I need help with this problem. lim (cos(x)-1)/(2x^(2)) as x approaches 0
Would L'hopital work here? @Loser66
We have yet to learn that. So please show how to do it without?
yup
Well.. I'm out of ideas xD Go for it 66
hehehe neither I. without l' hopital. we need some more steps to solve. Let me try.
as cos approaches 0 it looks like 1 but you are subtracting it by 1 so the numerator looks like 0. The denominator keeps getting smaller as well so its looks like 0. final answer is 0/0
Are you allowed to use this?\[\lim_{x \rightarrow 0}\frac{ \sin x }{ x }=1\]If so you can solve without L'Hospital if you multiply the top and bottom of the fraction by (cos x + 1). You'll get a numerator of cos^2 x - 1, which is equal to sin^2 x. Then divide out (sin x)/x twice (which is dividing by one, in this limit). The rest is easy.

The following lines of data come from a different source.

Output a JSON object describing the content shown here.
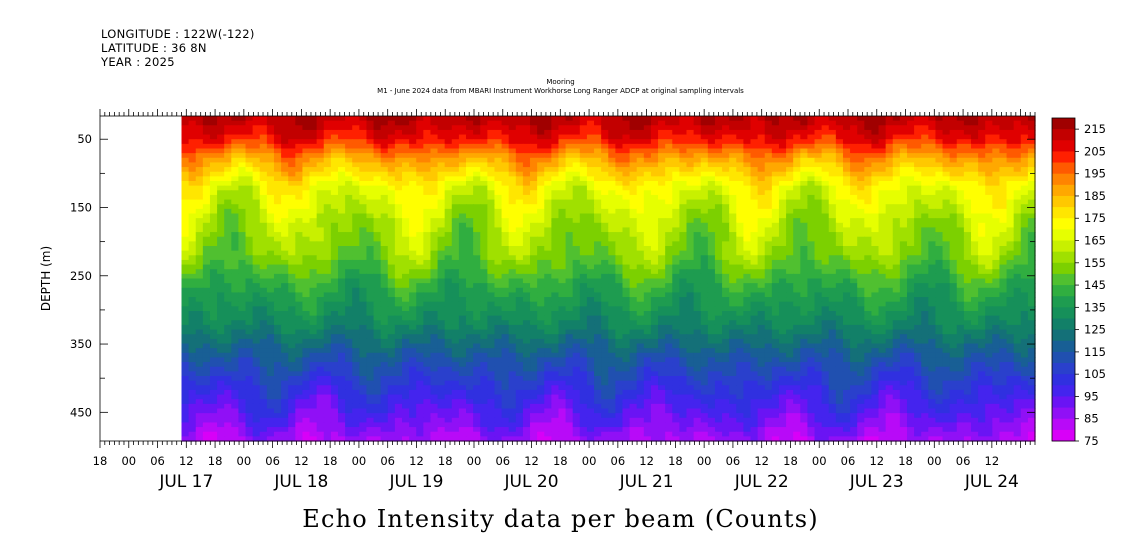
{
  "header": {
    "longitude": "LONGITUDE : 122W(-122)",
    "latitude": "LATITUDE : 36 8N",
    "year": "YEAR : 2025"
  },
  "subtitle": {
    "line1": "Mooring",
    "line2": "M1 - June 2024 data from MBARI Instrument Workhorse Long Ranger ADCP at original sampling intervals"
  },
  "chart_data": {
    "type": "heatmap",
    "title": "Echo Intensity data per beam (Counts)",
    "xlabel": "",
    "ylabel": "DEPTH (m)",
    "x_start_hours": -6,
    "x_end_hours": 189,
    "data_start_hours": 11,
    "x_hour_ticks": [
      "18",
      "00",
      "06",
      "12",
      "18",
      "00",
      "06",
      "12",
      "18",
      "00",
      "06",
      "12",
      "18",
      "00",
      "06",
      "12",
      "18",
      "00",
      "06",
      "12",
      "18",
      "00",
      "06",
      "12",
      "18",
      "00",
      "06",
      "12",
      "18",
      "00",
      "06",
      "12"
    ],
    "x_day_labels": [
      "JUL 17",
      "JUL 18",
      "JUL 19",
      "JUL 20",
      "JUL 21",
      "JUL 22",
      "JUL 23",
      "JUL 24"
    ],
    "ylim_depth": [
      16,
      492
    ],
    "y_ticks": [
      50,
      150,
      250,
      350,
      450
    ],
    "colorbar": {
      "levels": [
        75,
        80,
        85,
        90,
        95,
        100,
        105,
        110,
        115,
        120,
        125,
        130,
        135,
        140,
        145,
        150,
        155,
        160,
        165,
        170,
        175,
        180,
        185,
        190,
        195,
        200,
        205,
        210,
        215,
        220
      ],
      "labels": [
        "215",
        "205",
        "195",
        "185",
        "175",
        "165",
        "155",
        "145",
        "135",
        "125",
        "115",
        "105",
        "95",
        "85",
        "75"
      ]
    },
    "profile": [
      {
        "depth": 20,
        "value": 214
      },
      {
        "depth": 50,
        "value": 205
      },
      {
        "depth": 80,
        "value": 188
      },
      {
        "depth": 120,
        "value": 170
      },
      {
        "depth": 170,
        "value": 160
      },
      {
        "depth": 220,
        "value": 153
      },
      {
        "depth": 270,
        "value": 140
      },
      {
        "depth": 320,
        "value": 130
      },
      {
        "depth": 370,
        "value": 115
      },
      {
        "depth": 420,
        "value": 102
      },
      {
        "depth": 470,
        "value": 90
      },
      {
        "depth": 492,
        "value": 84
      }
    ]
  }
}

Bingo, just a very small mistake at cos^2 x -1 = sin^2 x, it's not that, it's = -sin^2 x,
Thanks for the correction, Winner 66.
Thank you for taking your time in solving and explaining how to solve it Creeksider.
@creeksider I am not Winner, I am Loser. hehehe.... I am a loser on this problem, too. You see,
I'm sorry if I left you out, so.... uhh Loser66? Thank you for taking your time in attempting to solve this problem.